Excelente comparação Luísa! O conceito de Maya existe na ciência, e foi introduzido por Galileu: é o Princípio da Relatividade!!!!” Pauso, esta afirmação precisa de tempo para ser percebida. Não comentam, esperam que eu continue:


Antigamente, as propriedades gerais da Natureza eram personalizadas como deuses, como na mitologia grega, pois o conhecimento tinha a forma de «religião»; hoje, a Física não usa «deuses», usa «princípios», como o da Relatividade, o princípio da Acção Mínima, o princípio Cosmológico e outros. O Princípio da Relatividade é a poderosa ilusão de que estamos em repouso no centro de um Universo eterno e imutável.”

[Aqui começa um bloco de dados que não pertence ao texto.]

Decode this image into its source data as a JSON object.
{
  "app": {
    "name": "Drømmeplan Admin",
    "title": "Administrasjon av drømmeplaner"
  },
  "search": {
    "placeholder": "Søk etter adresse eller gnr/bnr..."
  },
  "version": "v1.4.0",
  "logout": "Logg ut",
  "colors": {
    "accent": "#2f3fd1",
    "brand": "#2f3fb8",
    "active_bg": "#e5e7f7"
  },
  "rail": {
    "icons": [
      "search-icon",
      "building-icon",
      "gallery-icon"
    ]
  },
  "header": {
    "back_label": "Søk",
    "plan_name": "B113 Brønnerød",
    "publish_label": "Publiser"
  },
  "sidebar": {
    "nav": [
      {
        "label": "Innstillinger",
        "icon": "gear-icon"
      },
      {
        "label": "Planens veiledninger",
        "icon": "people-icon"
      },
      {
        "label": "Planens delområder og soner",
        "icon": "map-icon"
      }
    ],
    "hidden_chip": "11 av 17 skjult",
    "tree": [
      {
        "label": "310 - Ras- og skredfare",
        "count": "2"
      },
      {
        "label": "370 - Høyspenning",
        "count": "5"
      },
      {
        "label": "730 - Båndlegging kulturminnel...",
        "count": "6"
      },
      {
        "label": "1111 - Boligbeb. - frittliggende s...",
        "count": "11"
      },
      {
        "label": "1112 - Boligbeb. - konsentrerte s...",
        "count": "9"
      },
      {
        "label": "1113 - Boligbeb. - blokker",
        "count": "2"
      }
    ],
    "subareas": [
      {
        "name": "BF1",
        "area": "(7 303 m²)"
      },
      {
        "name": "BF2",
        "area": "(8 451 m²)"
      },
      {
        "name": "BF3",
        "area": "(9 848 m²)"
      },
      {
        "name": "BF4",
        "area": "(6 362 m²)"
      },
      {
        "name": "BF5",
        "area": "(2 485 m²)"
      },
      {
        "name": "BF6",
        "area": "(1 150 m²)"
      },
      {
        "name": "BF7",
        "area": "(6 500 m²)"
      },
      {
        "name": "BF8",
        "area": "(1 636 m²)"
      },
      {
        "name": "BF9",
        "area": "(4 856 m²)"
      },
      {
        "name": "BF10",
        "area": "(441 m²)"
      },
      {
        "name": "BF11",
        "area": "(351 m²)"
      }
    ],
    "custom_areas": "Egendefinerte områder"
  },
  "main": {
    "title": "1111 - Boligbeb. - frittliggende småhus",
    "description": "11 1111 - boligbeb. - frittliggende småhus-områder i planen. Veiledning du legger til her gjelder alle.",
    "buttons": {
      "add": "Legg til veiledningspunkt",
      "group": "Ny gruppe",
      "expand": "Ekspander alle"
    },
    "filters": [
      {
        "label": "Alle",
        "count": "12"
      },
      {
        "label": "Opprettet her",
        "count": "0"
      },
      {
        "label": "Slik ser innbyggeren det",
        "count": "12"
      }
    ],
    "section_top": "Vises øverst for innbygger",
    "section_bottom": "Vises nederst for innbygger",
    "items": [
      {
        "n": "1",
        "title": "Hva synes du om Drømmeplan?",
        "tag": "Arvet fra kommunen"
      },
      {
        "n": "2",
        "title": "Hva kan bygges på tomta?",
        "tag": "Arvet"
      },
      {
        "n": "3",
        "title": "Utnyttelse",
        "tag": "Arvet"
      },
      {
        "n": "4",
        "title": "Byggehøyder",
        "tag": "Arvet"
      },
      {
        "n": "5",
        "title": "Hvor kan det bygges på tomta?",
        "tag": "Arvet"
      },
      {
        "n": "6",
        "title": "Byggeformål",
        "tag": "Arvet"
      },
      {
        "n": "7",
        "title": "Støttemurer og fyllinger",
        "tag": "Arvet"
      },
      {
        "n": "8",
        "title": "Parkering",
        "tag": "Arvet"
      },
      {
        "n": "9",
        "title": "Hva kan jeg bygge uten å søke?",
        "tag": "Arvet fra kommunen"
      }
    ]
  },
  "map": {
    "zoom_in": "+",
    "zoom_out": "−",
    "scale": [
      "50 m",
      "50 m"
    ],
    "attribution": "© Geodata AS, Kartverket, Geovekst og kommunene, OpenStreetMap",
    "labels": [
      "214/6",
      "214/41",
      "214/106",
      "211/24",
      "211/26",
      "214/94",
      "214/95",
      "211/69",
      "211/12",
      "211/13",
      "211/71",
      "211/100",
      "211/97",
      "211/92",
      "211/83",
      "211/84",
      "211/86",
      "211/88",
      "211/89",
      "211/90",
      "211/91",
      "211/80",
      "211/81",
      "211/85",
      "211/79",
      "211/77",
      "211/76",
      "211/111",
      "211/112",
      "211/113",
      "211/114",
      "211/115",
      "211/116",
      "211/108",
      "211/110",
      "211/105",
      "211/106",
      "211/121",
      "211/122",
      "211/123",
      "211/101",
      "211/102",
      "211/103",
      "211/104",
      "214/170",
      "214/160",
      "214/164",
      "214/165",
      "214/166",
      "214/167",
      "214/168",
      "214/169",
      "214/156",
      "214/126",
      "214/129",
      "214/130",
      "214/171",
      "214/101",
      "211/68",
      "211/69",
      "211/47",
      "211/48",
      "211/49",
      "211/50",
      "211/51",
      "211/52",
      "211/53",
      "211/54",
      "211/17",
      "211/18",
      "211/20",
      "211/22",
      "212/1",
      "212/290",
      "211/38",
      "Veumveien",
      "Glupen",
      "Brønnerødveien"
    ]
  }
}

Então a Física também tem uma Mitologia!”, o sorriso de Luísa abriu-se mais e eu estou a sentir-me estranhamente atraído.


De certa forma, podemos dizer isso, sim”, assenti, “mas devo dizer-te que o Princípio da Relatividade é só o primeiro véu da Aparência, a primeira pele de Maya. Não é a Verdade que eu tento alcançar, nem imagino o que possa ser, apenas quero ultrapassar a primeira camada.”


Vocês estão a falar de cebolas?”, o Mário ri-se, interrompendo a ponte de olhares que se estabelecera entre mim e a Luísa e me suspendera. Noto o olhar silencioso da Ana. “Vamos à segunda consequência de considerar que a partícula é a fonte do campo: se assim fosse, a diminuição da energia das partículas deveria seguir uma lei exponencial, pois essa é a lei de descarga de um circuito desse tipo!


Lei exponencial? O que é isso?


Significa que a energia da partícula se deve reduzir a metade em intervalos de tempo iguais; esse intervalo de tempo tem o nome de semivida do processo. Os materiais radioactivos têm um comportamento deste tipo. Por exemplo, o Urânio 238 tem um tempo de semivida de 4,5 mil milhões de anos, o que significa que uma determinada quantidade desse Urânio se reduz a metade ao fim de 4,5 mil milhões de anos, a ¼ ao fim de 9 mil milhões de anos, etc. Estás a perceber?


Isso quer dizer que o Urânio que existe hoje na Terra é metade do que existia na Terra inicial?


Isso mesmo. Já vi que percebeste!


Mário, acabaste de dar um contributo importante: definiste qual deve ser a lei do desvanecimento: será uma lei exponencial! A lei que surge como a(t) na tabela da evolução das grandezas será uma lei exponencial. Mário dixit!


Mário corou ligeiramente, “Sim, mas as obervações têm de estar de acordo com isso, ou as tuas ideias estarão erradas.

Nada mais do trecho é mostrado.